This article explains how a disk image can be taken from a virtual machine running on the public cloud. The acquired disk image can then be used with offline forensic tools like Autopsy and Encase.
When to Acquire a Forensic Image
Cybercriminals often abuse public cloud services due to the low cost and relaxed verification process around registering new user accounts. For example, criminals rely on virtual machines to host command and control services, malware and ransomware campaigns, and distribute phishing emails. A forensic image of these virtual machines can reveal who and how was involved in criminal activity.
The second reason to take an image is data breach. Businesses rely on virtual machines to run services for the public over the Internet. Unfortunately, these services can be hacked, and the virtual machine becomes the source of a data breach. When this happens, IT professionals can retrieve crucial evidence from the virtual machine to determine the root cause of the security breach. Forensic analysis of the compromised virtual instance can also reveal what the perpetrators did to the virtual machine as well as the extent of the data breach.
The following sections will show how IT professionals can legally acquire disk images from OVH’s public cloud environment.
Preparing the CLI tools
The digital device that we will analyze is a virtual machine running at the cloud provider called OVH. Why OVH? In one Spamhaus 2021 Threat Analysis Report, OVH is ranked the fourth most popular hosting provider among botnet operators in the second quarter of 2021. The same article claims that other major cloud providers, such as Microsoft Azure, Hetzner and DigitalOcean, are also a hotbed of criminal activities.
OVH’s public cloud service is based on the OpenStack cloud computing platform. Therefore, we will use standard OpenStack CLI tools in the forensic acquisition process. To install the command-client client, please refer to the instructions on OpenStack.
Once the CLI client is installed, log in to the OVH control panel via the web browser to generate an API token.
Retrieve an API token
OVH divides its customer accounts into logical groups called ‘projects’. Each project can include virtual machines, virtual networks, block storage devices, and other cloud services. To generate an API token for acquisition, we need to open the appropriate OVH project running our web server.
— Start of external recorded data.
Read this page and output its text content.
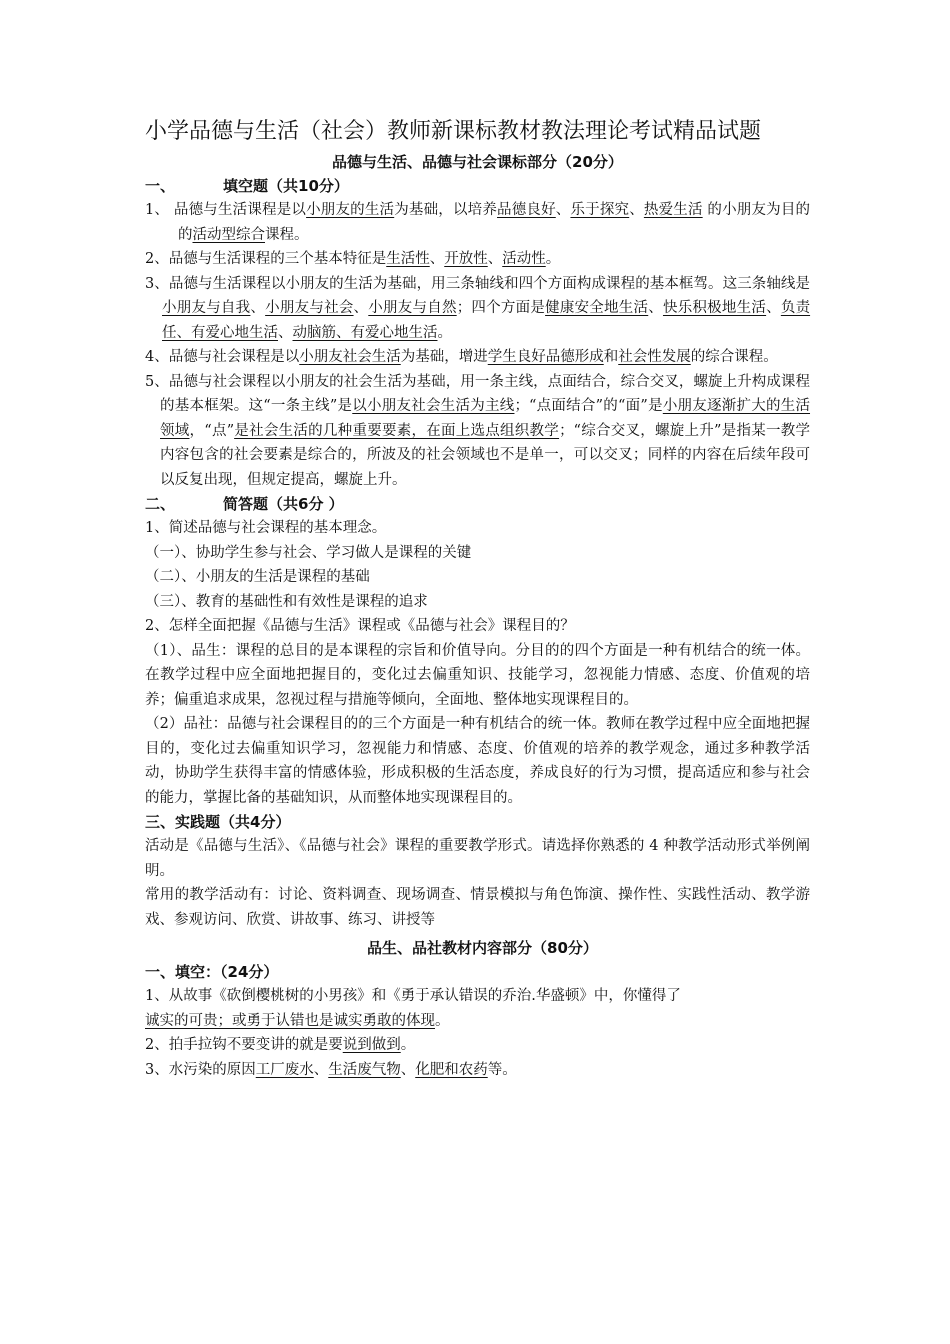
小学品德与生活（社会）教师新课标教材教法理论考试精品试题
品德与生活、品德与社会课标部分（20分）
一、	填空题（共10分）

1、 品德与生活课程是以小朋友的生活为基础，以培养品德良好、乐于探究、热爱生活 的小朋友为目的的活动型综合课程。

2、品德与生活课程的三个基本特征是生活性、开放性、活动性。

3、品德与生活课程以小朋友的生活为基础，用三条轴线和四个方面构成课程的基本框驾。这三条轴线是小朋友与自我、小朋友与社会、小朋友与自然；四个方面是健康安全地生活、快乐积极地生活、负责任、有爱心地生活、动脑筋、有爱心地生活。

4、品德与社会课程是以小朋友社会生活为基础，增进学生良好品德形成和社会性发展的综合课程。

5、品德与社会课程以小朋友的社会生活为基础，用一条主线，点面结合，综合交叉，螺旋上升构成课程的基本框架。这“一条主线”是以小朋友社会生活为主线；“点面结合”的“面”是小朋友逐渐扩大的生活领域，“点”是社会生活的几种重要要素，在面上选点组织教学；“综合交叉，螺旋上升”是指某一教学内容包含的社会要素是综合的，所波及的社会领域也不是单一，可以交叉；同样的内容在后续年段可以反复出现，但规定提高，螺旋上升。

二、	简答题（共6分 ）

1、简述品德与社会课程的基本理念。

（一）、协助学生参与社会、学习做人是课程的关键

（二）、小朋友的生活是课程的基础

（三）、教育的基础性和有效性是课程的追求

2、怎样全面把握《品德与生活》课程或《品德与社会》课程目的？

（1）、品生：课程的总目的是本课程的宗旨和价值导向。分目的的四个方面是一种有机结合的统一体。在教学过程中应全面地把握目的，变化过去偏重知识、技能学习，忽视能力情感、态度、价值观的培养；偏重追求成果，忽视过程与措施等倾向，全面地、整体地实现课程目的。

（2）品社：品德与社会课程目的的三个方面是一种有机结合的统一体。教师在教学过程中应全面地把握目的，变化过去偏重知识学习，忽视能力和情感、态度、价值观的培养的教学观念，通过多种教学活动，协助学生获得丰富的情感体验，形成积极的生活态度，养成良好的行为习惯，提高适应和参与社会的能力，掌握比备的基础知识，从而整体地实现课程目的。

三、实践题（共4分）

活动是《品德与生活》、《品德与社会》课程的重要教学形式。请选择你熟悉的 4 种教学活动形式举例阐明。

常用的教学活动有：讨论、资料调查、现场调查、情景模拟与角色饰演、操作性、实践性活动、教学游戏、参观访问、欣赏、讲故事、练习、讲授等

品生、品社教材内容部分（80分）
一、填空：（24分）

1、从故事《砍倒樱桃树的小男孩》和《勇于承认错误的乔治.华盛顿》中，你懂得了
诚实的可贵；或勇于认错也是诚实勇敢的体现。

2、拍手拉钩不要变讲的就是要说到做到。

3、水污染的原因工厂废水、生活废气物、化肥和农药等。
Next, log in to the OVH console, choose the correct public cloud project and click on the Users and roles on the left side under the Project management section.
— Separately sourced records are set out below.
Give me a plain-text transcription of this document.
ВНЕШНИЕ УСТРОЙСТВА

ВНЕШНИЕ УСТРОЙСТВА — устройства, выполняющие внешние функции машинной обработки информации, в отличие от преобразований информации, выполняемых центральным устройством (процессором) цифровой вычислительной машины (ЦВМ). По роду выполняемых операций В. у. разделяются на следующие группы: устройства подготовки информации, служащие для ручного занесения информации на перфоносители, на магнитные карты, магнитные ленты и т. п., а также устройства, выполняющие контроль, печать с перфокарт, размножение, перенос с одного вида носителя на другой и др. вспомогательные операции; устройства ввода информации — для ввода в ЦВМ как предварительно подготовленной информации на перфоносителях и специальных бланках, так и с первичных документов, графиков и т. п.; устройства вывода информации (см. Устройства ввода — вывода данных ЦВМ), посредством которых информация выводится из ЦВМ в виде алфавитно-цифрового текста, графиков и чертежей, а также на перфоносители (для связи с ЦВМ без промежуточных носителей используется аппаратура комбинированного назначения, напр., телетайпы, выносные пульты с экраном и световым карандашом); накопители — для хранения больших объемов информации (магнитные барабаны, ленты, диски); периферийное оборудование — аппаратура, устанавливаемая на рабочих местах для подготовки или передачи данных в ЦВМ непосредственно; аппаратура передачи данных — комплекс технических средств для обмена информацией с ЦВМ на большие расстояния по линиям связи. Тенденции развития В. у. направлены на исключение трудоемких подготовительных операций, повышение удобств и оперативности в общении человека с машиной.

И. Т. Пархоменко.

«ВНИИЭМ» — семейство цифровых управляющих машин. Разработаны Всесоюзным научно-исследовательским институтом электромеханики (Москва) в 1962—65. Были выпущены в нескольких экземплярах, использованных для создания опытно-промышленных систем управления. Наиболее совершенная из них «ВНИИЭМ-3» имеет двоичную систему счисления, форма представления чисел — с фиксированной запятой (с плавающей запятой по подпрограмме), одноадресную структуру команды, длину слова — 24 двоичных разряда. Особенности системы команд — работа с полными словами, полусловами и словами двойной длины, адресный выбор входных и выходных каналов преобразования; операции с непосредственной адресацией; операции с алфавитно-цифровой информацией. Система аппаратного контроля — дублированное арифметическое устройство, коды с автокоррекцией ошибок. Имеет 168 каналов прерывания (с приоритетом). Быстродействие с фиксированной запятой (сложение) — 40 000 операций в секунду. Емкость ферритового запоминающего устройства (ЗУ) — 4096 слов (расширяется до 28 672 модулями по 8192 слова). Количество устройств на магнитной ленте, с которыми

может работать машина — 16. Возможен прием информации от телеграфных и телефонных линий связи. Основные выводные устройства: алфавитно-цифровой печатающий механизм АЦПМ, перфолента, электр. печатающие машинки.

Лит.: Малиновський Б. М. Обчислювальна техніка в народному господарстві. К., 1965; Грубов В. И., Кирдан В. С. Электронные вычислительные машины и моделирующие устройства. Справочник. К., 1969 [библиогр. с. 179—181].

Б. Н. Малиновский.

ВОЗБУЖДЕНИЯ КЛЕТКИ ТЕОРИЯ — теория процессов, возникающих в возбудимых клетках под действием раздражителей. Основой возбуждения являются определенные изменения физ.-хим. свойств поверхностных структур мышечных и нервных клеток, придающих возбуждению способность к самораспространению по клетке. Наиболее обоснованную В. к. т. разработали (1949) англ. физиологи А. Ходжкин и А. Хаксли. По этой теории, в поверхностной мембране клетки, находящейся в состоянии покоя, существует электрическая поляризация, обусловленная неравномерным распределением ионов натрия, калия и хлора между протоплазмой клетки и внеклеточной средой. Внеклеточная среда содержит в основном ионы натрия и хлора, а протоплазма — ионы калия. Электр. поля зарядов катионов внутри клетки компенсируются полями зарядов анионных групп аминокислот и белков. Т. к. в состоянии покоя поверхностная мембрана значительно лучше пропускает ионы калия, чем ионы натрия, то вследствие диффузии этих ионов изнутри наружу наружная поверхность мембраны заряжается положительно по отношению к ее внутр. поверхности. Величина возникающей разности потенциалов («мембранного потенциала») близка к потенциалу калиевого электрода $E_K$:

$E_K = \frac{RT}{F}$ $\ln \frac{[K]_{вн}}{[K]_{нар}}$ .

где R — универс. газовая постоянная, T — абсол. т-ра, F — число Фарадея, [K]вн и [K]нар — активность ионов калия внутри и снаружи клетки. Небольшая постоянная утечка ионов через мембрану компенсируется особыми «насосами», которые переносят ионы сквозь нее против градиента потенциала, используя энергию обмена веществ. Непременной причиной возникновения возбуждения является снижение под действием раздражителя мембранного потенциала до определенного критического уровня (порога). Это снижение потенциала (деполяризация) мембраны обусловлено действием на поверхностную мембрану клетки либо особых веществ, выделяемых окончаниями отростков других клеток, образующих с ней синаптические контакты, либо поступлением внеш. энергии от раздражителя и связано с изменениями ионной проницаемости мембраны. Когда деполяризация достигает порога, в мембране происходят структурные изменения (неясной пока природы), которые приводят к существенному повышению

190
On the new page, click the Create a user button.
Enter a descriptive name for the new role (for example Forensic User) and click Following.
In the next pop-up choose all roles and press To confirm.
After a few seconds, the service user’s password should appear at the top of the web page. Save this password for later.
Click on the three dots on the right and select the Download OpenStack RC File option. The name of this configuration file must be openrc.sh.
To run source openrc.sh to initialize the OpenStack command line client.
# source ./openrc.sh
The configuration script should ask for the password of the API user we created earlier. The following command should show all virtual machines running under the OVH project if everything is working fine.
# openstack server list
Acquisition of forensic images by OVH
Once the OpenStack client is working properly, we can move on to forensic image acquisition.
The first step is to create a snapshot image from the virtual machine. Assuming the virtual machine is called Web server, the following OpenStack command should create a snapshot:
# openstack server image create --name WebServer-bkp01 "Web Server"
Depending on the size of the virtual machine, the process can take 10-15 minutes. We can track the snapshot process with the following command:
# openstack image list --private
If the snapshot process is still running, the process state is queued. When the process is complete, the status should change to active.
Snapshots can also be viewed on the OVH console under the Storage -> Image Backup page.
Finally, the virtual machine snapshot can be transferred from the public cloud to the local machine with the following command:
# openstack image save --file ovh-webserver.qcow2
Once the file transfer is ready, the virtual machine image should be available as a file named ‘ovh-webserver.qcow‘. Unfortunately, there is no progress bar to track the process, and the download speed is relatively slow.
The virtual machine snapshot file format is qcow2, which is the standard file format of QEMU, an open source virtualization software. Therefore, to load this image file into the Autopsy, we need to convert the file from qcow2 to believed picture format.
# qemu-img convert -f qcow2 ovh-webserver.qcow2 -O raw ovh-webserver.raw
The raw image can be loaded into Autopsy and other traditional forensic toolkits for forensic analysis.
Acquiring images from other cloud providers
Other public cloud providers may not allow this approach to image acquisition due to technical platform limitations. For example, Linode recommends using the combination of ‘dd’ and SSH for the disk acquisition process. One of the drawbacks of this on-the-fly imaging approach is that the resulting forensic disk image is not an accurate and consistent snapshot of the virtual machine running during the imaging process. acquisition. The inconsistency results from running the virtual machine during the imaging process, as the operating system may modify or delete files, metadata, and other crucial information during the process.
Alternatively, it is worth engaging the cloud platform’s technical support team. Support engineers should be able to work around any technical limitations because they have direct access to the hypervisor with their internal tools and services; thus, the support team must be able to generate consistent snapshots of virtual machines.